Celebrity chef Massimo Bottura, founder of Food for Soul, a non-profit fighting food waste through social inclusion, was one of the Tiny House’s admirers after the exhibit went on display last week.

“It’s an amazing evolution…how you think about the future in a sustainable and beautiful way. It’s not just the beauty of the architecture, it’s the beauty of the ethic of the project. Through beauty, you can rebuild the dignity of the people,” he said, touring the unit.

It takes four weeks to pre-fabricate this house off site and two days to install on site.

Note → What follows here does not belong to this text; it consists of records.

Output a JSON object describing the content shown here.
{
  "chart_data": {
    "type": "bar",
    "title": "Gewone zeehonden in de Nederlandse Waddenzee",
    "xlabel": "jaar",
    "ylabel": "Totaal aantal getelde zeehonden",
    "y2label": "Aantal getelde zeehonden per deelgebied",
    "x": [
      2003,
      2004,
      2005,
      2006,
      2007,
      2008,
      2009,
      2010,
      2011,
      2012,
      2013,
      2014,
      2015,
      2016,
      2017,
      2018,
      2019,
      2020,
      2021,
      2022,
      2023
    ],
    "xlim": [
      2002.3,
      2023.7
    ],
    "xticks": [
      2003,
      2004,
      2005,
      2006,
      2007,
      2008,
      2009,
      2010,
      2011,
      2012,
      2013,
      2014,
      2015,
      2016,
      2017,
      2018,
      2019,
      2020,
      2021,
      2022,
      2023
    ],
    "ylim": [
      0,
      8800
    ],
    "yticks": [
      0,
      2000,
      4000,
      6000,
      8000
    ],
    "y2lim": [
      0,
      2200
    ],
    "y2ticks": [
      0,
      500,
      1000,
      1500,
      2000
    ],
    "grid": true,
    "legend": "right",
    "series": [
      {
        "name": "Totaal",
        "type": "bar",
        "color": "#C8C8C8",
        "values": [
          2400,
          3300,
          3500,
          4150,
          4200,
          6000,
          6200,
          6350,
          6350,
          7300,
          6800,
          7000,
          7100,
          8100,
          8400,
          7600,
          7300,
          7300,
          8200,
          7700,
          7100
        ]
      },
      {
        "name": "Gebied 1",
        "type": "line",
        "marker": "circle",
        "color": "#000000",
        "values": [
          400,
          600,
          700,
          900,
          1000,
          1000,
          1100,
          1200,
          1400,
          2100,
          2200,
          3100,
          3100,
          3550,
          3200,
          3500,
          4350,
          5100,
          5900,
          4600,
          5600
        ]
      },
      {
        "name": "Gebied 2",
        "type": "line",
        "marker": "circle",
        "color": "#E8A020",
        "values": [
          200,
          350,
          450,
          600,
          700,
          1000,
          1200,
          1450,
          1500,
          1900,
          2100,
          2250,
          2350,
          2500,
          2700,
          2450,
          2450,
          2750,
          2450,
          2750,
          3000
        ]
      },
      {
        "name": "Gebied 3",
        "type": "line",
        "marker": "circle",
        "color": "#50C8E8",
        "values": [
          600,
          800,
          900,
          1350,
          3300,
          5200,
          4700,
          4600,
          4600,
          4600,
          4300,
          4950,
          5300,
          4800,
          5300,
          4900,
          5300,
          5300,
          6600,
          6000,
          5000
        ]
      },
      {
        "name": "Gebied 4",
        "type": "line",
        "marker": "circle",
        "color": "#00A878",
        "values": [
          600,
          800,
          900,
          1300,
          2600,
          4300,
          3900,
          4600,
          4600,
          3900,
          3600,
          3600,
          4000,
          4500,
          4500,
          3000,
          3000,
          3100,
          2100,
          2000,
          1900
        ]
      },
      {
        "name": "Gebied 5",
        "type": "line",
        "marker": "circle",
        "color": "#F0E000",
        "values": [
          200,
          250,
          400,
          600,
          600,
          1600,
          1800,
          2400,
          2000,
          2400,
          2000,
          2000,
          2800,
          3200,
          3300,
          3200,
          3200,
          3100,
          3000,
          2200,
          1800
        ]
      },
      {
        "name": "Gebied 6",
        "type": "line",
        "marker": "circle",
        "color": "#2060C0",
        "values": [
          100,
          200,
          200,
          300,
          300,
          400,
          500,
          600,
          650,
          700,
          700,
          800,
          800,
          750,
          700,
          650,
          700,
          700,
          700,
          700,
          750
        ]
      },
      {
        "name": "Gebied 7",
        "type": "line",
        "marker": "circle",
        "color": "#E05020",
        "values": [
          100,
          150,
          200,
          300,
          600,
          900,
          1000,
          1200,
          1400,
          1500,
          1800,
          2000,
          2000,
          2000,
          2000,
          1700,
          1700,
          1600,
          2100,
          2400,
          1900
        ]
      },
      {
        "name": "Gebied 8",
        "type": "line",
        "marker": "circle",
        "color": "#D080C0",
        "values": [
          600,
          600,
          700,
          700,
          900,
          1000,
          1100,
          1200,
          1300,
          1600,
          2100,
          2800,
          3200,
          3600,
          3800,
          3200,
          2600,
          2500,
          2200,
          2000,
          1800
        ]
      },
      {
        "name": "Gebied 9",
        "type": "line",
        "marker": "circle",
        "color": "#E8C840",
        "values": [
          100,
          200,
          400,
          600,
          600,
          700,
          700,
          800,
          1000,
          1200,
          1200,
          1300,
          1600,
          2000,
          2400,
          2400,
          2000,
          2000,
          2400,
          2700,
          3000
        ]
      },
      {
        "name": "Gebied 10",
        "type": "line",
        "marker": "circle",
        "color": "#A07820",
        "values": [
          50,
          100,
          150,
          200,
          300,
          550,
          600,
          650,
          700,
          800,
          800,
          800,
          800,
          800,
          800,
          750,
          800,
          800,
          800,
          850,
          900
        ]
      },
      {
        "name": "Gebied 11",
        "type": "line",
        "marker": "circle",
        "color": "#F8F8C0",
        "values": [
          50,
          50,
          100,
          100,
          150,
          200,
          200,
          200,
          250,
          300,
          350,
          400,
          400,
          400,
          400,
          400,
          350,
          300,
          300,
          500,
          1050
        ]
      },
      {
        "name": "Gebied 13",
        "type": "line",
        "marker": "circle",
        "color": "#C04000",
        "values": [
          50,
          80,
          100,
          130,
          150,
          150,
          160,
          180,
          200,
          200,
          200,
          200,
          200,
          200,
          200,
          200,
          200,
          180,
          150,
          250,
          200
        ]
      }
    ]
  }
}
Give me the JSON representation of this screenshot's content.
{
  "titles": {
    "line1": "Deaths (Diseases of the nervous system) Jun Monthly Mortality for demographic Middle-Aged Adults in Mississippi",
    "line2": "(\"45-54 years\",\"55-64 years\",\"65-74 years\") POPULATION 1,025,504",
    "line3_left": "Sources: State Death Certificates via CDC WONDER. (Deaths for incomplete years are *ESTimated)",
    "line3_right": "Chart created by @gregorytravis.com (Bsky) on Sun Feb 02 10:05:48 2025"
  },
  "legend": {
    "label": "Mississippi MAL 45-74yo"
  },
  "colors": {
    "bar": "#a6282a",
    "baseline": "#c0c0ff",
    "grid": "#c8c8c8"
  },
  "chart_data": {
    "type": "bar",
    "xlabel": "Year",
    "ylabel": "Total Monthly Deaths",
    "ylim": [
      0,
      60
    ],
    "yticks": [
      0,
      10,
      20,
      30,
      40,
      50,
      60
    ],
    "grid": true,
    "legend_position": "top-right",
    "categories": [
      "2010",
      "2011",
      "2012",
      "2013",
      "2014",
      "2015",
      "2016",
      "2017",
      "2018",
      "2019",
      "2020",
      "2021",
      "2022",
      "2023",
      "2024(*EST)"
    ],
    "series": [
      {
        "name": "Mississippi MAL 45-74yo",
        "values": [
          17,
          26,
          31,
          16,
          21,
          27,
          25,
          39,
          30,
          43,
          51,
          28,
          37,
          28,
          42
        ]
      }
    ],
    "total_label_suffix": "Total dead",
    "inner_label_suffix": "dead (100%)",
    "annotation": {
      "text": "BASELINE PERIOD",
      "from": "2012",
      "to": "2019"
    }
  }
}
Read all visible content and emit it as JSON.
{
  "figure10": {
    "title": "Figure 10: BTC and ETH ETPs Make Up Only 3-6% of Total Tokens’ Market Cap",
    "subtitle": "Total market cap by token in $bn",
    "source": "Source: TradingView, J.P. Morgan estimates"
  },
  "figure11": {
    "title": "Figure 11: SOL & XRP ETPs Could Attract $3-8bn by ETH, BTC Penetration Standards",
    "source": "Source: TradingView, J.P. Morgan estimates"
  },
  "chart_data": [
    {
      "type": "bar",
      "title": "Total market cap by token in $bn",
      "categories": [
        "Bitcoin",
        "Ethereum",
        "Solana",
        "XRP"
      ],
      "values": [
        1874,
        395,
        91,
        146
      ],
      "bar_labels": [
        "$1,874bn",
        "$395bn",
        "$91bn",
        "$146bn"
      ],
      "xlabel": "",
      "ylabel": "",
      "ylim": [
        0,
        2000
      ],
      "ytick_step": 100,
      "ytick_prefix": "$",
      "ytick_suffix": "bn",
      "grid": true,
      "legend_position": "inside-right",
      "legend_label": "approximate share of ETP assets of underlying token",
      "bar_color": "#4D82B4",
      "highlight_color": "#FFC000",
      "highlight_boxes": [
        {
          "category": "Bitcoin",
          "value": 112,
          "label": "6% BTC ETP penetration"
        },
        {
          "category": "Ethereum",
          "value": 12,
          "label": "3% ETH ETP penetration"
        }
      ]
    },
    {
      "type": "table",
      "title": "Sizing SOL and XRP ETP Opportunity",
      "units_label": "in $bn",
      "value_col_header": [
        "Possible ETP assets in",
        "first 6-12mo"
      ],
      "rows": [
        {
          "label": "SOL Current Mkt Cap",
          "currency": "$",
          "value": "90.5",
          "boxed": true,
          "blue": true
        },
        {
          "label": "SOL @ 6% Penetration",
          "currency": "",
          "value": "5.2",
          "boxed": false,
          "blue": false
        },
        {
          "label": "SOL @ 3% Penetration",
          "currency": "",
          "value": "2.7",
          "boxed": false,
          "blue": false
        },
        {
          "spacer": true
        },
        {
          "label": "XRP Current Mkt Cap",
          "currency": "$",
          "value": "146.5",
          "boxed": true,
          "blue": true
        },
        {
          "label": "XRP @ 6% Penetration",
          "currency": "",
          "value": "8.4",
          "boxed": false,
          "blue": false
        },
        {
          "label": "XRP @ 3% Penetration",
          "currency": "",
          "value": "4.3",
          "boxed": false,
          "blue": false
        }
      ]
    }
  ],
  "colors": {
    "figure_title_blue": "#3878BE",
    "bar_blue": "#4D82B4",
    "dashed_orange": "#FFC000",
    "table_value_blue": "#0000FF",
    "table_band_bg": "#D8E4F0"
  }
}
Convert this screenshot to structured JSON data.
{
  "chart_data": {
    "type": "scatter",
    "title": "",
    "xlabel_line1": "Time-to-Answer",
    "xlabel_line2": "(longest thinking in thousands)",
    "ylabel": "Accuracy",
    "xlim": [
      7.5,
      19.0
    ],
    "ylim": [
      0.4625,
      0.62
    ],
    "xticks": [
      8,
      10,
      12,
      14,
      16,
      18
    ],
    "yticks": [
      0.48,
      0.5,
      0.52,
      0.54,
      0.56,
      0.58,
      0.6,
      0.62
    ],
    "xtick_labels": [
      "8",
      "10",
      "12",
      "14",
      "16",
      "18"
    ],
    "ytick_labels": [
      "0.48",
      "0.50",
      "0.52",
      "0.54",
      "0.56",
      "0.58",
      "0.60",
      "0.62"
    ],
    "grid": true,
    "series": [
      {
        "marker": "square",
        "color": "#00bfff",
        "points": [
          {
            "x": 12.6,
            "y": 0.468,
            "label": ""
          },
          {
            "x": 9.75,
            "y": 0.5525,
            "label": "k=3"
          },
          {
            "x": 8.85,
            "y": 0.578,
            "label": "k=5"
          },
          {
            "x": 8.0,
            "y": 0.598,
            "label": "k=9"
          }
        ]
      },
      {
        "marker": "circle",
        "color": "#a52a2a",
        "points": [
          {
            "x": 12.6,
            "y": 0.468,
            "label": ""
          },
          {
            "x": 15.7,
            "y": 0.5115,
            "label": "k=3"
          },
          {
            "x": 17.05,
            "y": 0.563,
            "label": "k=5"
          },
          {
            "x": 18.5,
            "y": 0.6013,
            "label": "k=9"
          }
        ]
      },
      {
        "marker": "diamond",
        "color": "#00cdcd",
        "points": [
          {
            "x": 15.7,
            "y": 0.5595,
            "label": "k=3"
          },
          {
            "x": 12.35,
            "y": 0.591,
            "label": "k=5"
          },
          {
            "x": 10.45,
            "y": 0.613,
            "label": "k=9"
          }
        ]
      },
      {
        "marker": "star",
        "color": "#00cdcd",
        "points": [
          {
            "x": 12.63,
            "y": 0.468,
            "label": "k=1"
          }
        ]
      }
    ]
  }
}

The “Tiny House” is constructed with materials that are renewable, locally sourced, and readily assembled on site.

This house was designed for the Northeast United States with sourced bio-based products that are renewable and sequester carbon that would have otherwise been released into the atmosphere.

However, architects and urban planners in many parts of the world are experimenting with inexpensive designs to sustainably house a growing global population, including the almost 1 billion people– or 32 per cent of the world’s urban population– who currently live in slums.

At a global scale, bio-based building products can answer the housing demands of the world’s population while reducing the carbon footprint of cities and infrastructure, and curve the demand for cooling appliances, air conditioners and refrigerators. It brings solutions to reduce demand for energy, heating, and cooling.

To keep the dialogue going, Tiny House will be moving soon, and other Tiny Houses created for San Francisco and Nairobi.

This story was written based on video by Mutha, presented by Kim Taylor Bennett. Watch the whole video here:


The Tiny House design was created by Gray Organschi Architecture and The Yale Center for Ecosystems in Architecture, in partnership with UN-Environment and UN-Habitat. It is meant to get people thinking about decent, affordable housing that limits the overuse of natural resources and helps the battle against destructive climate change.